Supposedly, China’s trade is strictly domestic, but high demand for ivory incentivizes illegal purchases from poachers in Africa. In addition, under-funding of wildlife management in the Democratic Republic of the Congo, compounded with relaxed penalties for offenders, makes the trade attractive to individuals within DRC looking to make money.
The Lord’s Resistance Army uses elephant poaching as a sort of insurance. Militants can store tusks underground for months, selling them for tens of thousands of dollars as needed.
Bryan Christy, a reporter from National Geographic, uncovered an ironic twist in this story by tracking the movements of the LRA using a GPS device planted within a fake tusk. The tracker showed that the group operates from a base within the wildlife reserve of Garamba National Park itself.
How is it that this group of poachers could be hiding within plain sight?
Unfortunately, wildlife rangers are the only ones combating the LRA. And the lack of funding has left them very underprepared.
This isn’t just bad news for elephant populations, however. The LRA have long been known to terrorize local villages. Kony’s soldiers rampage towns, killing men, raping and mutilating women, and abducting children to be used as sex slaves and child soldiers.
And as long as they continue to make money from elephant ivory, they will continue to carry out these atrocious acts.
In the words of Bryan Christy, “This isn’t a business — it’s a war. Genocide and the massacre of elephants are part of the same problem.” Protection of elephant populations is also protection of innocent families in central Africa.

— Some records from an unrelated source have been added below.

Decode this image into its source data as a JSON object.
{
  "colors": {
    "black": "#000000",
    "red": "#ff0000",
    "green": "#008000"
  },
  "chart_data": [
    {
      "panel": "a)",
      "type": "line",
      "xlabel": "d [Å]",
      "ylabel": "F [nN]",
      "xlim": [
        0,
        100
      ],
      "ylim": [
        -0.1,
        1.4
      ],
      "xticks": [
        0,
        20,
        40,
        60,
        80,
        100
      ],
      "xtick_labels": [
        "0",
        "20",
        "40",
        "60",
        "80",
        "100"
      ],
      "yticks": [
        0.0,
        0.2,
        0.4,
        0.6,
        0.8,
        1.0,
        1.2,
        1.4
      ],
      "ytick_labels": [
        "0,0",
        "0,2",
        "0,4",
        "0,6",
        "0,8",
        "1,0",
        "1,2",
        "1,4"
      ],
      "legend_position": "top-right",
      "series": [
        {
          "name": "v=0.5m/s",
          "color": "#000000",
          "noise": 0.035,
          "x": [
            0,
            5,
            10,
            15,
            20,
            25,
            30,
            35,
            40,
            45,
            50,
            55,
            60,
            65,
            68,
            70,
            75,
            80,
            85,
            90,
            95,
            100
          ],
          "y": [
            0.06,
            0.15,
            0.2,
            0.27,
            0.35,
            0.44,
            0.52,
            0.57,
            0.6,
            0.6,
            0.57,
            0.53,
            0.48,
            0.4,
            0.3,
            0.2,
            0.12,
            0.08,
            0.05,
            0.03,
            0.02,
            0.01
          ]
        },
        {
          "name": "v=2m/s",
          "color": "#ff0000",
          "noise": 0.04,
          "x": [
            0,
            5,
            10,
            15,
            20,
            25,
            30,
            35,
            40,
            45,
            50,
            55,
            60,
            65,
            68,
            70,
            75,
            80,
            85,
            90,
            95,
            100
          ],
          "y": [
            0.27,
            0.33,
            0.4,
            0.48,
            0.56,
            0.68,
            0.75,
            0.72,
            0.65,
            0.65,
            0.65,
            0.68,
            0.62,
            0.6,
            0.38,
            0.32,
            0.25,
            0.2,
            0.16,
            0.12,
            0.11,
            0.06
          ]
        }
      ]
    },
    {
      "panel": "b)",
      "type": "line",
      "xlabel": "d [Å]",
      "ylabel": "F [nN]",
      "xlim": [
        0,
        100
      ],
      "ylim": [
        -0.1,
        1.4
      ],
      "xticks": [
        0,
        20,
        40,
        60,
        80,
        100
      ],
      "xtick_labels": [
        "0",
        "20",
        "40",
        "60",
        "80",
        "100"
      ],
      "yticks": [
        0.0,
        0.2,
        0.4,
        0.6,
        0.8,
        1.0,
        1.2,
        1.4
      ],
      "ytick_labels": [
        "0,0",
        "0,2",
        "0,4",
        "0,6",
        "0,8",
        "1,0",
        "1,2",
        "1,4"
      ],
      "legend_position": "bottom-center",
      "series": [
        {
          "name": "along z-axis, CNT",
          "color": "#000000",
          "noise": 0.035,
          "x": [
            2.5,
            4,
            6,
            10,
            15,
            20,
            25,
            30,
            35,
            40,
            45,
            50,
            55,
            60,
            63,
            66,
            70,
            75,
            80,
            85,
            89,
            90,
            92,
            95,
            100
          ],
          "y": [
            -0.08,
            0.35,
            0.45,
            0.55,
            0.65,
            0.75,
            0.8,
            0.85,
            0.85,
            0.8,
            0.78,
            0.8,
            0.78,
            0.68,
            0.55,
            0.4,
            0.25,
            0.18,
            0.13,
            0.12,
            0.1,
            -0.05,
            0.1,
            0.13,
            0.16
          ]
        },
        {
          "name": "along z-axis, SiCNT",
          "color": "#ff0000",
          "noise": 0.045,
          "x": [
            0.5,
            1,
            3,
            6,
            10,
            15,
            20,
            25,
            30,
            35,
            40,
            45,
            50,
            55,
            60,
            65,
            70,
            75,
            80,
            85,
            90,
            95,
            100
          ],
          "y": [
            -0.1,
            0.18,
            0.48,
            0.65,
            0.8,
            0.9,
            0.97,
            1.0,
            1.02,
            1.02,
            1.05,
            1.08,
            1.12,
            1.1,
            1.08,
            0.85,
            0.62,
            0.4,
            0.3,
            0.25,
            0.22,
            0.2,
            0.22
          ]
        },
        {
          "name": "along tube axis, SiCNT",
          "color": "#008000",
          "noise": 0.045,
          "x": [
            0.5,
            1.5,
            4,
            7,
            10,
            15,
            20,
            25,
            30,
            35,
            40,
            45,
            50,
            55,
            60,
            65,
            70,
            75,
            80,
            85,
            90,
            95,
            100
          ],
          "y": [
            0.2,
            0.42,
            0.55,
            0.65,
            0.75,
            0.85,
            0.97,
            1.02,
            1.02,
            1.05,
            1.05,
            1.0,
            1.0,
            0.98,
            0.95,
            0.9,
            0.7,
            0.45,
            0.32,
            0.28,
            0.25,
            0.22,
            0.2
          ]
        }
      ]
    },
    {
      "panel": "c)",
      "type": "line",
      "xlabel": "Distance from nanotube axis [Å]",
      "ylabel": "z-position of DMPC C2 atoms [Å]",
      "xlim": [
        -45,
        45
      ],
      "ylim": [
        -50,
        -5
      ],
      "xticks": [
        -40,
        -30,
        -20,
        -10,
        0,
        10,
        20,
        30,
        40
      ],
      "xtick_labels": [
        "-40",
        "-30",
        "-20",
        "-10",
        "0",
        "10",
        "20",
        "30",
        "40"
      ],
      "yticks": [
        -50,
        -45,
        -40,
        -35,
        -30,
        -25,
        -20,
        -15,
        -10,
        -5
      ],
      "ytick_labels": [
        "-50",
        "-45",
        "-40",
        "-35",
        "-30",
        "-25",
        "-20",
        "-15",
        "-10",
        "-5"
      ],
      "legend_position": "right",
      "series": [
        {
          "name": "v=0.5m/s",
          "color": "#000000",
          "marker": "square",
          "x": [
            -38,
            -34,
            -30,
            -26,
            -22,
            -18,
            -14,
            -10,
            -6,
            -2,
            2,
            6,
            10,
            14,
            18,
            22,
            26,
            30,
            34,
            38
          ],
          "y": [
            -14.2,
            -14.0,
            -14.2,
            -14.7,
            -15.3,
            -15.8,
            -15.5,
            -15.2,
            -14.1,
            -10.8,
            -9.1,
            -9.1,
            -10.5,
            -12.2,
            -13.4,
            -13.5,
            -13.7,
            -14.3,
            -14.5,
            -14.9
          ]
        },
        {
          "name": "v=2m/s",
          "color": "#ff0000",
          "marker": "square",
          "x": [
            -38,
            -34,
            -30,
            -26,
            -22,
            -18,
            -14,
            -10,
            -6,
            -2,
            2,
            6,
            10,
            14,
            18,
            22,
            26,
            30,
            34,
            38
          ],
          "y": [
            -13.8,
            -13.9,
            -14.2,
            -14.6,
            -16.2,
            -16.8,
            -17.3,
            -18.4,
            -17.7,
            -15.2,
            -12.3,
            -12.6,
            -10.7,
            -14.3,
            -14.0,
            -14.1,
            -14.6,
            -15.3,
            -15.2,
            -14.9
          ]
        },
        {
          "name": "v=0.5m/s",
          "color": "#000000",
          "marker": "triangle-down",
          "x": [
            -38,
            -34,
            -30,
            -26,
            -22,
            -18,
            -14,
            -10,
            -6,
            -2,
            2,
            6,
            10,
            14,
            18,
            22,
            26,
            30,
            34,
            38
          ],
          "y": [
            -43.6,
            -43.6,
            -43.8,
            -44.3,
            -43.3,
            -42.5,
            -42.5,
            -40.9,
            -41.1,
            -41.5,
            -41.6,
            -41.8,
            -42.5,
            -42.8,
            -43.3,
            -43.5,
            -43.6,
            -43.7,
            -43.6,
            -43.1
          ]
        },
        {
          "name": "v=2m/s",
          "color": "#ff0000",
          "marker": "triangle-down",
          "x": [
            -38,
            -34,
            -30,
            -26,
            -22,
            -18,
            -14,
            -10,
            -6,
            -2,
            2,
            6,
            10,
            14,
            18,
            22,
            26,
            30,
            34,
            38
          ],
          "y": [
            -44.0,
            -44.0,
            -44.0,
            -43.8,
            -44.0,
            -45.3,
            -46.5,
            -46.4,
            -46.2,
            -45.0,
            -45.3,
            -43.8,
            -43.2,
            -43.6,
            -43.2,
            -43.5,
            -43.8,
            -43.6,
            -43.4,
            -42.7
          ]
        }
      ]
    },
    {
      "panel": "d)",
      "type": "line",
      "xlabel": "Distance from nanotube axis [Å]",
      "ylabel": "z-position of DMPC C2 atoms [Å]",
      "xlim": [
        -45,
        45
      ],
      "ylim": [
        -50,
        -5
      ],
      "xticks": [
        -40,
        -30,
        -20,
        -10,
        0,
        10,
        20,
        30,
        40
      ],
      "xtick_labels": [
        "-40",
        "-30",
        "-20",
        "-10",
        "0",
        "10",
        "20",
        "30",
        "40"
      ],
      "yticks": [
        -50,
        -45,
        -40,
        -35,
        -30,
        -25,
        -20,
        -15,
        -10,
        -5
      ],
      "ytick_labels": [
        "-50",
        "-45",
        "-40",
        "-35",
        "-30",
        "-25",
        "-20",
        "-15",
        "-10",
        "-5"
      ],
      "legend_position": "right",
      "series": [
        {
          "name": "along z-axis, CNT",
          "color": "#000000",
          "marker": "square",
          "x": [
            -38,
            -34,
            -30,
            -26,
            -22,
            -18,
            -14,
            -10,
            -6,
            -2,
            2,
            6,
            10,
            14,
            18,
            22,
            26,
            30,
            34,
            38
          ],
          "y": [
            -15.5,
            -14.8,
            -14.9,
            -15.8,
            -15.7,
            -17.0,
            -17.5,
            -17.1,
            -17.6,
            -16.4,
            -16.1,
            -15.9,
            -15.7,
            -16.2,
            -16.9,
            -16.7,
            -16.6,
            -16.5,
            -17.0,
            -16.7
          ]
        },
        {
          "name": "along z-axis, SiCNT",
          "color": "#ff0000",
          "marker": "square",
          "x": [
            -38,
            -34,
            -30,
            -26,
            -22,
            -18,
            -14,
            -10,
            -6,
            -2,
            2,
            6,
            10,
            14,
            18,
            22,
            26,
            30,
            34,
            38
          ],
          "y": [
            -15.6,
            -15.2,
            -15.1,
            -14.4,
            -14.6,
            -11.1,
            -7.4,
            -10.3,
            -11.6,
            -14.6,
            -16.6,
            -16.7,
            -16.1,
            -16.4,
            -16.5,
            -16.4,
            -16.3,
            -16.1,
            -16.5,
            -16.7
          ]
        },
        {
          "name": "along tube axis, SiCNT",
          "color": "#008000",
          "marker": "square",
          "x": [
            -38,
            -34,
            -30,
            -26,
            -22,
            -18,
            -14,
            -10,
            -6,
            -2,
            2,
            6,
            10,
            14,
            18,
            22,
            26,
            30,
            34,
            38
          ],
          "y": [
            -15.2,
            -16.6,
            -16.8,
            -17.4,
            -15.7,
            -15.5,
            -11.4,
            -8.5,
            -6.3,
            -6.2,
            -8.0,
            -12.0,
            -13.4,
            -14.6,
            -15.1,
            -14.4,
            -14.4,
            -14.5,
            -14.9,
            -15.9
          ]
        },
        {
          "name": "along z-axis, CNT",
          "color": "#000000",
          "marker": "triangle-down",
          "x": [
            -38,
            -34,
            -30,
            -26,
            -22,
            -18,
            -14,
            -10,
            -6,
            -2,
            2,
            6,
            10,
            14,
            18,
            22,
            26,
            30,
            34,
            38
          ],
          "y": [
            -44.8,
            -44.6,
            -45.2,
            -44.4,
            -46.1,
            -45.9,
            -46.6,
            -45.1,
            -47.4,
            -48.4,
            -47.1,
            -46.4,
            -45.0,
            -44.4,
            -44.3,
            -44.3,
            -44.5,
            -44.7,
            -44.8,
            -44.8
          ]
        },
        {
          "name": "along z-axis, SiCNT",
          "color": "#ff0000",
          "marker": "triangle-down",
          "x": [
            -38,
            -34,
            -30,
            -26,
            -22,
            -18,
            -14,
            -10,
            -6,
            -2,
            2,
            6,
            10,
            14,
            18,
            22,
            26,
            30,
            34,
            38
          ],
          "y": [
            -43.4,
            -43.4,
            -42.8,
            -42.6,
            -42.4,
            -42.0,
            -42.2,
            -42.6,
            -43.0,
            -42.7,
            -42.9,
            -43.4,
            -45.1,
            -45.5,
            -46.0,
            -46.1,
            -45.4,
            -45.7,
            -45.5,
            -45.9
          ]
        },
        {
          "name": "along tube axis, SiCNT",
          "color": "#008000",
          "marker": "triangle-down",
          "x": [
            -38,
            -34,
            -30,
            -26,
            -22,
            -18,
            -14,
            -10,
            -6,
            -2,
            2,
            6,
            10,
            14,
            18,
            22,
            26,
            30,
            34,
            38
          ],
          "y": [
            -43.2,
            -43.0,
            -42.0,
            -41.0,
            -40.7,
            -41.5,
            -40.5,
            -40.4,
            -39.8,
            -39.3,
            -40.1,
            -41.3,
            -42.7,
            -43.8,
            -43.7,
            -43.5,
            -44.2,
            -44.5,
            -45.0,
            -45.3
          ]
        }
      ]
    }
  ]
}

To add to the problem, the ivory trade may also be placing the rest of the world in danger through the existence of terrorist networks. The LRA has announced ties to the Islamic extremist group Boko Haram, infamous for its use of 11-year-old girls as suicide bombers. Furthermore, Boko Haram has announced ties to the Islamic State, better known as ISIS, the Iraqi/Syrian terrorist group that has made headlines in the past few months for its presence in the Syrian Civil War.
In other words, the loss of an elephant life could have repercussions across the entire world.
However, there has been some good news recently. On February 11, Reuters reported that senior LRA commander George Okot surrendered to the Ugandan Army. On January 28, one of the top commanders of the LRA was tried on 70 charges of war crimes by the International Criminal Court in the Netherlands. Although the group continues to carry out atrocities, it is currently in its weakest position in the past four years; Kony’s “army” has shrunk to a meager 120 followers.
What is more, there are actions we can take to mitigate these problems. First, don’t support the ivory trade. Individuals should not purchase ivory, even from domestic markets, because incentives for black markets are too strong. Also, support stronger international enforcement of the trade ban.
Next, support global policies and trades that bring money to individuals within the Democratic Republic of the Congo. Decreased poverty would not only increase ability for park rangers to combat the LRA, but also decrease the appeal of poaching as an easy means of making money.
Finally, continue to support groups such as Invisible Children who call attention to war criminals like Joseph Kony. Although the International Criminal Court indicted him for crimes against humanity in 2005, it was the KONY 2012 campaign that pushed President Obama and other world leaders to invest in military action against the LRA. He continues to evade capture, but increased interest in this crisis will ensure continual interest in ending such crimes, against both elephant and human populations.